Perder el norte es algo demasiado habitual cuando se legisla sobre aspectos educativos. Más aún cuando la legislación se empeña en ir contra la realidad e intenta someter a los dictados de normas, cada vez más prohibicionistas, contextos cuya máxima debería ser el educar. Estos últimos días, dentro del prohibicionismo tan extendido, se rematan dos cuestiones muy relacionadas con la tecnología educativa. Bueno, más bien, se refuerzan las prevenciones sobre la base de un acto realmente poco efectivo como es el de prohibir. Prohibir, bonito verbo. Prohibir, algo que de tan manido pierde todo su valor.
Ahora toca prohibir los teléfonos móviles en el aula por miedo al cyberbulling. Sí, algunos aún no se han enterado que prohibir dentro de cuatro paredes tiene poca efectividad cuando la sociedad los usa masivamente. Sí, algunos no se han enterado aún que las prohibiciones lo único que hacen es generar, aún más si cabe, la reacción opuesta a la misma. Que llevar un bidón de gasolina no es lo mismo que prenderle fuego pero, por lo que se ve, algunos aún no han entendido el concepto de educar en el uso correcto de algo frente a la fácil prohibición. Que prohibir es muy fácil. Demasiado fácil. Y, como no, seguro que tiene adeptos. Y muchos. Quizás, la mayoría. Seguro que muchos docentes y padres alaban las medidas prohibicionistas. Que bonito es prohibir. Que falsa seguridad que nos genera.
Uno prohíbe sólo lo que le genera miedo por su incapacidad personal de controlarlo. Da igual que se pueda usar bien. Lo importante es prohibirlo porque, algo siempre puede usarse mal. Sí, al igual que un cuchillo en los comedores escolares (por cierto, aún no prohibido pero, seguro, que todo llegará), la prohibición que se reafirma mediáticamente por casos puntuales queda muy bien. Sí, da votos. Muchos votos. Y al final, los legisladores piensan en las elecciones. Ni piensan en los chavales ni en su futuro. Ni falta que hace. Ya pensaremos en ellos cuando toque la hora que voten. Y seguro que, al reducir sus posibilidades formativas, conseguimos ganado que vote lo que les digamos. Que venden muy bien las palabras vacías de contenidos. Que hay mucho iletrado que compra lo que le dicen.

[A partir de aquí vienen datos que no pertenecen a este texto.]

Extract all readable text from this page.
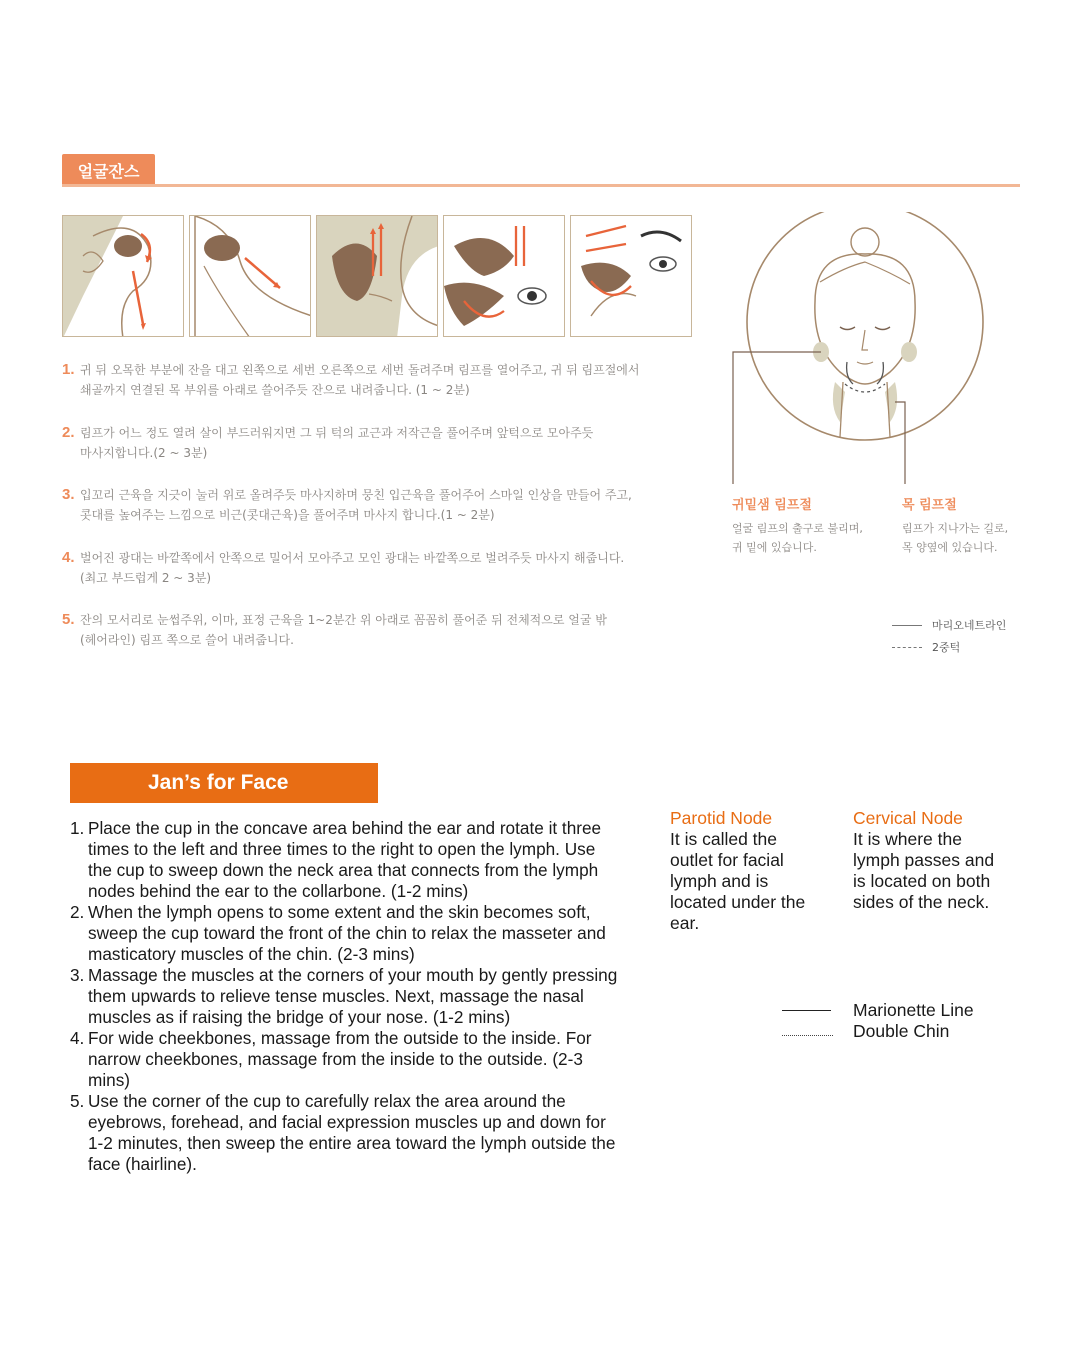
얼굴잔스
1. 귀 뒤 오목한 부분에 잔을 대고 왼쪽으로 세번 오른쪽으로 세번 돌려주며 림프를 열어주고, 귀 뒤 림프절에서
쇄골까지 연결된 목 부위를 아래로 쓸어주듯 잔으로 내려줍니다. (1 ~ 2분)
2. 림프가 어느 정도 열려 살이 부드러워지면 그 뒤 턱의 교근과 저작근을 풀어주며 앞턱으로 모아주듯
마사지합니다.(2 ~ 3분)
3. 입꼬리 근육을 지긋이 눌러 위로 올려주듯 마사지하며 뭉친 입근육을 풀어주어 스마일 인상을 만들어 주고,
콧대를 높여주는 느낌으로 비근(콧대근육)을 풀어주며 마사지 합니다.(1 ~ 2분)
4. 벌어진 광대는 바깥쪽에서 안쪽으로 밀어서 모아주고 모인 광대는 바깥쪽으로 벌려주듯 마사지 해줍니다.
(최고 부드럽게 2 ~ 3분)
5. 잔의 모서리로 눈썹주위, 이마, 표정 근육을 1~2분간 위 아래로 꼼꼼히 풀어준 뒤 전체적으로 얼굴 밖
(헤어라인) 림프 쪽으로 쓸어 내려줍니다.
귀밑샘 림프절
얼굴 림프의 출구로 불리며,
귀 밑에 있습니다.
목 림프절
림프가 지나가는 길로,
목 양옆에 있습니다.
마리오네트라인
2중턱
Jan’s for Face
1. Place the cup in the concave area behind the ear and rotate it three times to the left and three times to the right to open the lymph. Use the cup to sweep down the neck area that connects from the lymph nodes behind the ear to the collarbone. (1-2 mins)
2. When the lymph opens to some extent and the skin becomes soft, sweep the cup toward the front of the chin to relax the masseter and masticatory muscles of the chin. (2-3 mins)
3. Massage the muscles at the corners of your mouth by gently pressing them upwards to relieve tense muscles. Next, massage the nasal muscles as if raising the bridge of your nose. (1-2 mins)
4. For wide cheekbones, massage from the outside to the inside. For narrow cheekbones, massage from the inside to the outside. (2-3 mins)
5. Use the corner of the cup to carefully relax the area around the eyebrows, forehead, and facial expression muscles up and down for 1-2 minutes, then sweep the entire area toward the lymph outside the face (hairline).
Parotid Node
It is called the
outlet for facial
lymph and is
located under the
ear.
Cervical Node
It is where the
lymph passes and
is located on both
sides of the neck.
Marionette Line
Double Chin
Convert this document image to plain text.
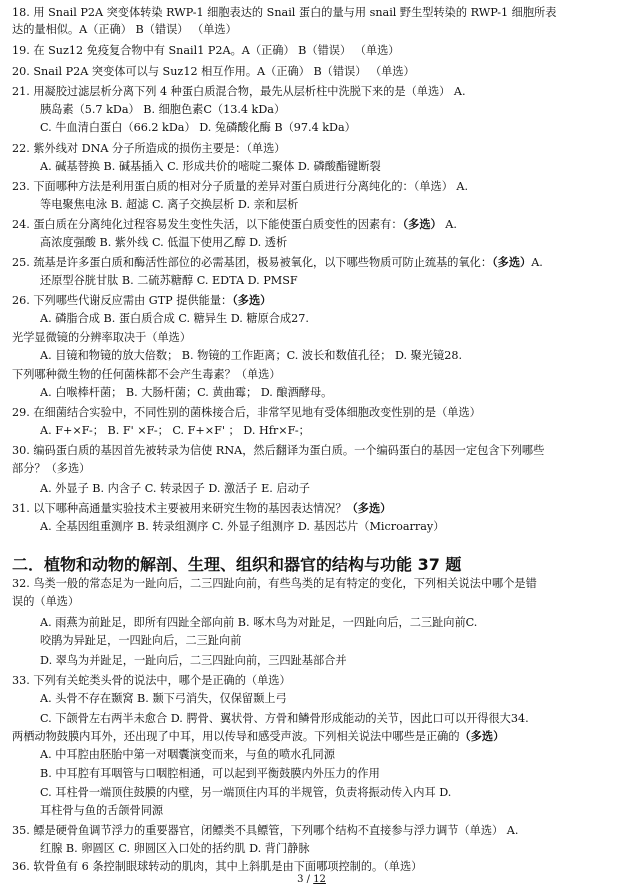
18. 用 Snail P2A 突变体转染 RWP-1 细胞表达的 Snail 蛋白的量与用 snail 野生型转染的 RWP-1 细胞所表
达的量相似。A（正确） B（错误） （单选）
19. 在 Suz12 免疫复合物中有 Snail1 P2A。A（正确） B（错误） （单选）
20. Snail P2A 突变体可以与 Suz12 相互作用。A（正确） B（错误） （单选）
21. 用凝胶过滤层析分离下列 4 种蛋白质混合物，最先从层析柱中洗脱下来的是（单选） A.
胰岛素（5.7 kDa） B. 细胞色素C（13.4 kDa）
C. 牛血清白蛋白（66.2 kDa） D. 兔磷酸化酶 B（97.4 kDa）
22. 紫外线对 DNA 分子所造成的损伤主要是：（单选）
A. 碱基替换 B. 碱基插入 C. 形成共价的嘧啶二聚体 D. 磷酸酯键断裂
23. 下面哪种方法是利用蛋白质的相对分子质量的差异对蛋白质进行分离纯化的：（单选） A.
等电聚焦电泳 B. 超滤 C. 离子交换层析 D. 亲和层析
24. 蛋白质在分离纯化过程容易发生变性失活，以下能使蛋白质变性的因素有：（多选） A.
高浓度强酸 B. 紫外线 C. 低温下使用乙醇 D. 透析
25. 巯基是许多蛋白质和酶活性部位的必需基团，极易被氧化，以下哪些物质可防止巯基的氧化：（多选）A.
还原型谷胱甘肽 B. 二硫苏糖醇 C. EDTA D. PMSF
26. 下列哪些代谢反应需由 GTP 提供能量：（多选）
A. 磷脂合成 B. 蛋白质合成 C. 糖异生 D. 糖原合成27.
光学显微镜的分辨率取决于（单选）
A. 目镜和物镜的放大倍数； B. 物镜的工作距离；C. 波长和数值孔径； D. 聚光镜28.
下列哪种微生物的任何菌株都不会产生毒素？（单选）
A. 白喉棒杆菌； B. 大肠杆菌；C. 黄曲霉； D. 酿酒酵母。
29. 在细菌结合实验中，不同性别的菌株接合后，非常罕见地有受体细胞改变性别的是（单选）
A. F+×F-； B. F' ×F-； C. F+×F' ； D. Hfr×F-；
30. 编码蛋白质的基因首先被转录为信使 RNA，然后翻译为蛋白质。一个编码蛋白的基因一定包含下列哪些
部分？（多选）
A. 外显子 B. 内含子 C. 转录因子 D. 激活子 E. 启动子
31. 以下哪种高通量实验技术主要被用来研究生物的基因表达情况？（多选）
A. 全基因组重测序 B. 转录组测序 C. 外显子组测序 D. 基因芯片（Microarray）
二．植物和动物的解剖、生理、组织和器官的结构与功能 37 题
32. 鸟类一般的常态足为一趾向后，二三四趾向前，有些鸟类的足有特定的变化，下列相关说法中哪个是错
误的（单选）
A. 雨燕为前趾足，即所有四趾全部向前 B. 啄木鸟为对趾足，一四趾向后，二三趾向前C.
咬鹃为异趾足，一四趾向后，二三趾向前
D. 翠鸟为并趾足，一趾向后，二三四趾向前，三四趾基部合并
33. 下列有关蛇类头骨的说法中，哪个是正确的（单选）
A. 头骨不存在颞窝 B. 颞下弓消失，仅保留颞上弓
C. 下颌骨左右两半未愈合 D. 腭骨、翼状骨、方骨和鳞骨形成能动的关节，因此口可以开得很大34.
两栖动物鼓膜内耳外，还出现了中耳，用以传导和感受声波。下列相关说法中哪些是正确的（多选）
A. 中耳腔由胚胎中第一对咽囊演变而来，与鱼的喷水孔同源
B. 中耳腔有耳咽管与口咽腔相通，可以起到平衡鼓膜内外压力的作用
C. 耳柱骨一端顶住鼓膜的内壁，另一端顶住内耳的半规管，负责将振动传入内耳 D.
耳柱骨与鱼的舌颌骨同源
35. 鳔是硬骨鱼调节浮力的重要器官，闭鳔类不具鳔管，下列哪个结构不直接参与浮力调节（单选） A.
红腺 B. 卵圆区 C. 卵圆区入口处的括约肌 D. 背门静脉
36. 软骨鱼有 6 条控制眼球转动的肌肉，其中上斜肌是由下面哪项控制的。（单选）
3 / 12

De siempre he tenido mis dudas acerca del prohibicionismo que se está generando en los centros educativos. Ya me generó mis dudas la existencia de vallas cada vez más altas con puertas cada vez más blindadas. Lo de las cámaras en los patios y en los pasillos ya lleva el paroxismo a extremos desquiciantes. Pero, curiosamente, esas medidas se aprueban con el beneplácito de gran parte de la comunidad educativa porque, lo de pasar lista en la Universidad, incluso mola a los alumnos. Ya el cúlmen del despropósito. El prohibir faltar a clases infumables a personas que, supuestamente, ya tienen un cierto espíritu crítico. Vamos para bingo.
Sí, los centros educativos se están convirtiendo en centros de prohibición. Prohibimos los móviles, el uso de obras comerciales (que, en el ámbito educativo podrían ser usadas para educar) y, como no, las posibilidades de libertad de movimiento de nuestros alumnos. Sí, tenemos aulas de castigados para quien incumple las normas, páginas web a las cuales no se puede acceder porque no están certificadas por el Estado (o las Comunidades Autónomas), vallas de un grosor cada vez mayor, ventanas cada vez más estrechas por donde prácticamente no entra un triste rayo de luz, bares cerrados o inexistentes fuera del horario de patio y, como no, multitud de prohibiciones de diferente calado en unos centros educativos que cada vez tienen menos de educativos y más de campo de prisioneros. Algunos, por cierto, con mayores libertades para sus reclusos.
No creo en el libertinaje educativo absoluto pero, de ese libertinaje a la prohibición más absolutista, creo que hay mucho margen para un término medio. Un término medio tan necesario como imprescindible porque, por mucho que sea más fácil prohibir que educar, ese no debería ser el trabajo de nuestros centros educativos.